L'Explication Prémisse
L'article dit simplement que lorsqu'un travailleur d'une plateforme prend une assurance personnelle qui couvre les accidents du travail (ou adhère à l'assurance volontaire prévue par la loi), la plateforme doit payer la cotisation de cette assurance pour lui, mais seulement jusqu'à un plafond fixé par décret (plafond qui ne peut pas dépasser le montant de la cotisation prévue à l'article L.743-1). En revanche, si la plateforme propose un contrat collectif qui offre des garanties au moins équivalentes et qu'elle prend en charge la cotisation de ce contrat collectif, alors elle n'a pas à rembourser ou prendre en charge la cotisation d'une assurance individuelle du travailleur.

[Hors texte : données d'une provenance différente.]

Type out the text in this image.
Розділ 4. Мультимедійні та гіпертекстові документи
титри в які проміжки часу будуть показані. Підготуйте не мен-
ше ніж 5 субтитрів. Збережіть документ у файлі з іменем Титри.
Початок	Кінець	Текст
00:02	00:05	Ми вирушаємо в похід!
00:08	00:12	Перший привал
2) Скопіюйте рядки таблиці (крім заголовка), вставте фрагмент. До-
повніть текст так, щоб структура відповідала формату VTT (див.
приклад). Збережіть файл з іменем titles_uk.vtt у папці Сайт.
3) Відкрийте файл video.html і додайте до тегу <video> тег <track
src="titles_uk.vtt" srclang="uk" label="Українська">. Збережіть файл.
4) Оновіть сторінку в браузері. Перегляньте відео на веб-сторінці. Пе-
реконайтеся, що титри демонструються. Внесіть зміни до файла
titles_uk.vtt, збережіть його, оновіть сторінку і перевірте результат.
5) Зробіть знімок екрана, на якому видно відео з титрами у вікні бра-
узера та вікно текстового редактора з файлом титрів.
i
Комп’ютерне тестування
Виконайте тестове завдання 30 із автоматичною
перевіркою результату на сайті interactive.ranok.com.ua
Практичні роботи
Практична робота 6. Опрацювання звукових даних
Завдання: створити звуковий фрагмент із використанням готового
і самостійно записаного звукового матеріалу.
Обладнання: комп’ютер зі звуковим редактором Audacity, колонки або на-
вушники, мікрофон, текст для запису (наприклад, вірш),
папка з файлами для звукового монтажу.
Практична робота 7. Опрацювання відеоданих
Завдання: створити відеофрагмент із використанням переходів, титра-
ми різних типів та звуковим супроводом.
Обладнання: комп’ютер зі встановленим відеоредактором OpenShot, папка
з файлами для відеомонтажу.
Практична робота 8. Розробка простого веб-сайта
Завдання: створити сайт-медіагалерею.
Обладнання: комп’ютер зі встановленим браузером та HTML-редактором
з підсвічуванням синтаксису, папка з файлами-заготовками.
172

Un coursier indépendant souscrit une assurance volontaire contre les accidents du travail qui coûte 30 € par mois. Le décret fixe un plafond à 25 € par mois. La plateforme doit donc prendre en charge 25 € par mois (le reste reste à la charge du coursier). Si, au contraire, la plateforme a mis en place un contrat collectif couvrant les mêmes risques et paie elle‑même la totalité des cotisations de ce contrat pour ses coursiers, le coursier ne peut pas demander en plus le remboursement de sa propre assurance individuelle (la plateforme a déjà rempli son obligation).
- La plateforme prend en charge la cotisation d’une assurance couvrant le risque d’accidents du travail souscrite par le travailleur ou l’adhésion à l’assurance volontaire visée à L.743‑1.
- Cette prise en charge est limitée par un plafond fixé par décret ; ce plafond ne peut excéder le montant de la cotisation prévu à l’article L.743‑1.
- Si la plateforme propose un contrat collectif avec des garanties au moins équivalentes et prend en charge la cotisation de ce contrat, l’obligation de prise en charge prévue au premier alinéa ne s’applique pas.
- Il appartient au travailleur de justifier de son adhésion et de la cotisation ; il appartient à la plateforme de respecter le plafond et, le cas échéant, de démontrer que le contrat collectif offre des garanties équivalentes et que la cotisation y est effectivement prise en charge.
- Vérifier l’équivalence des garanties et la preuve de paiement est clé en cas de litige : absence de prise en charge, dépassement du plafond, ou contestation de l’équivalence du contrat collectif peuvent donner lieu à réclamations.